Filter bank specifications

Length of the input signal (compulsory)

Before running setup, it is compulsory so fill the size field with

opts{1}.time.size = length(signal);

It must be a power of 2, which leads to optimally fast Fourier Transforms. If you have K signals of the same size N, consider stacking them into a KxN matrix. This wil automatically vectorize the computation and avoid high-level loop overhead.

Under development is a more general architecture that automates padding to the next power of 2, and adapts to all sizes.

Amount of invariance to translation

The integer T is the amount of invariance to translation that you require. It must also be a power of 2.

A typical value for second-order scattering of audio is T=8192, that is 370 ms at a sample rate of 22 kHz. A smaller T will not integrate full musical notes or full phonemes ; on the contrary, a bigger T will blur different notes/phonemes together.

The number of octaves in the filter bank is equal to J = log2(T). By default, T is set equal to size which means that the corresponding scattering representation S will be fully translation-invariant.

Quality factor

The quality factor max_Q of a band-pass filter is defined as the ratio of its center frequency by its bandwidth. Consequently, for a given center frequency, increasing the quality factor will decrease the bandwidth proportionnally, hence yielding a “sharper” band-pass filter in the frequency domain. This increase in frequency sharpness comes at the cost of increasing the support of the filter in the time domain, which may prevent the representation to distinguish consecutive events.

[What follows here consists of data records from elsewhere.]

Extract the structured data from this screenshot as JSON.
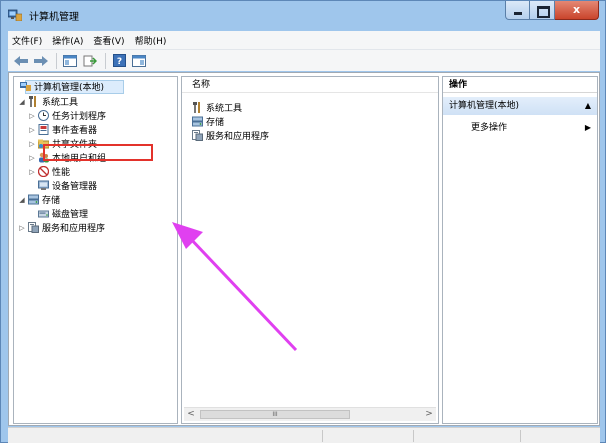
{
  "window": {
    "title": "计算机管理"
  },
  "menu": [
    {
      "label": "文件(F)"
    },
    {
      "label": "操作(A)"
    },
    {
      "label": "查看(V)"
    },
    {
      "label": "帮助(H)"
    }
  ],
  "tree": {
    "root": "计算机管理(本地)",
    "system_tools": "系统工具",
    "task_scheduler": "任务计划程序",
    "event_viewer": "事件查看器",
    "shared_folders": "共享文件夹",
    "local_users": "本地用户和组",
    "performance": "性能",
    "device_manager": "设备管理器",
    "storage": "存储",
    "disk_management": "磁盘管理",
    "services_apps": "服务和应用程序"
  },
  "middle": {
    "column_header": "名称",
    "items": [
      "系统工具",
      "存储",
      "服务和应用程序"
    ],
    "scroll_thumb": "III"
  },
  "actions": {
    "header": "操作",
    "group": "计算机管理(本地)",
    "more": "更多操作"
  },
  "colors": {
    "titlebar": "#9fc6ec",
    "highlight_box": "#e3322b",
    "annotation_arrow": "#e040f0"
  }
}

All the wavelets in a filter bank share the same quality factor: this is why we refer to it as a constant-Q filter bank. Note that this toolbox also allows variable-Q filter banks in order to cope with time support limitations (see section below). This is why the quality factor is max_Q.

Typical values for the first order in audio range from 4 to 16. Typical values for the second order along time are 1 or 2. In the context of multivariable scattering, the value 1 is strongly recommended for any derived variable.

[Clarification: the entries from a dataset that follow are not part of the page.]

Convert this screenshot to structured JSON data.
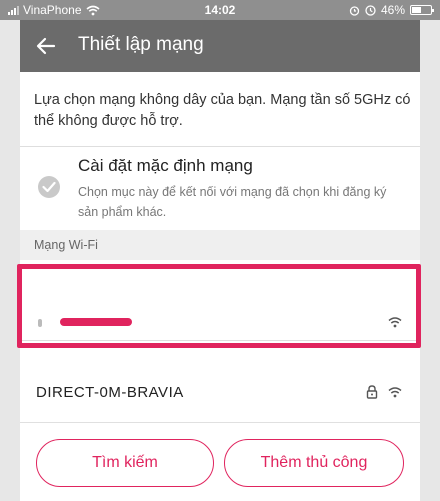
{
  "status_bar": {
    "carrier": "VinaPhone",
    "time": "14:02",
    "battery": "46%"
  },
  "header": {
    "title": "Thiết lập mạng"
  },
  "intro_text": "Lựa chọn mạng không dây của bạn. Mạng tần số 5GHz có thể không được hỗ trợ.",
  "default_network": {
    "title": "Cài đặt mặc định mạng",
    "description": "Chọn mục này để kết nối với mạng đã chọn khi đăng ký sản phẩm khác.",
    "checked": false
  },
  "wifi_section": {
    "label": "Mạng Wi-Fi",
    "networks": [
      {
        "name": "",
        "redacted": true,
        "secured": false
      },
      {
        "name": "DIRECT-0M-BRAVIA",
        "redacted": false,
        "secured": true
      }
    ]
  },
  "buttons": {
    "search": "Tìm kiếm",
    "manual": "Thêm thủ công"
  },
  "colors": {
    "accent": "#e0245e",
    "header_bg": "#6b6b6b",
    "status_bar_bg": "#8f8f8f"
  }
}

A quality factor of 1, corresponding to the so-called ‘dyadic’ filter bank, is the default.

Maximum scale

Note that a potential drawback of the constant-Q filterbank is that the time support of the filters is unbounded at the low frequencies. In audio, it is undesirable that acoustic events more than 100 ms apart fall between the same first-order time bin. To address this issue, this toolbox provides a bound max_scale that restricts the time support, at the cost of decreasing locally the quality factor.

For instance, for max_Q = 12 and a sample rate of 22 kHz, setting max_scale = 2048 (about 93 ms) will provide constant-Q filters for frequencies above Q/max_scale (about 130 Hz) and constant-bandwidth filters below that limit. Setting max_scale = Inf will remove the upper bound on the time support and will guarantee that the quality factor is indeed constant throughout the whole frequency range.

By default, max_scale is set to size, which means that the time support is only limited by the size of the whole signal.

Number of filters per octave

The integer nFilters_per_octave specified the rational quantization of the gamma log-scale variable. In order to cover the whole frequency axis, it is compulsory to have

nFilters_per_octave > max_Q

The number of filters in the filter bank is equal to nFilters_per_octave * log2(T). Henceforth, note that the computational complexity of the computation is linear in the number of filters per octave of each filter bank.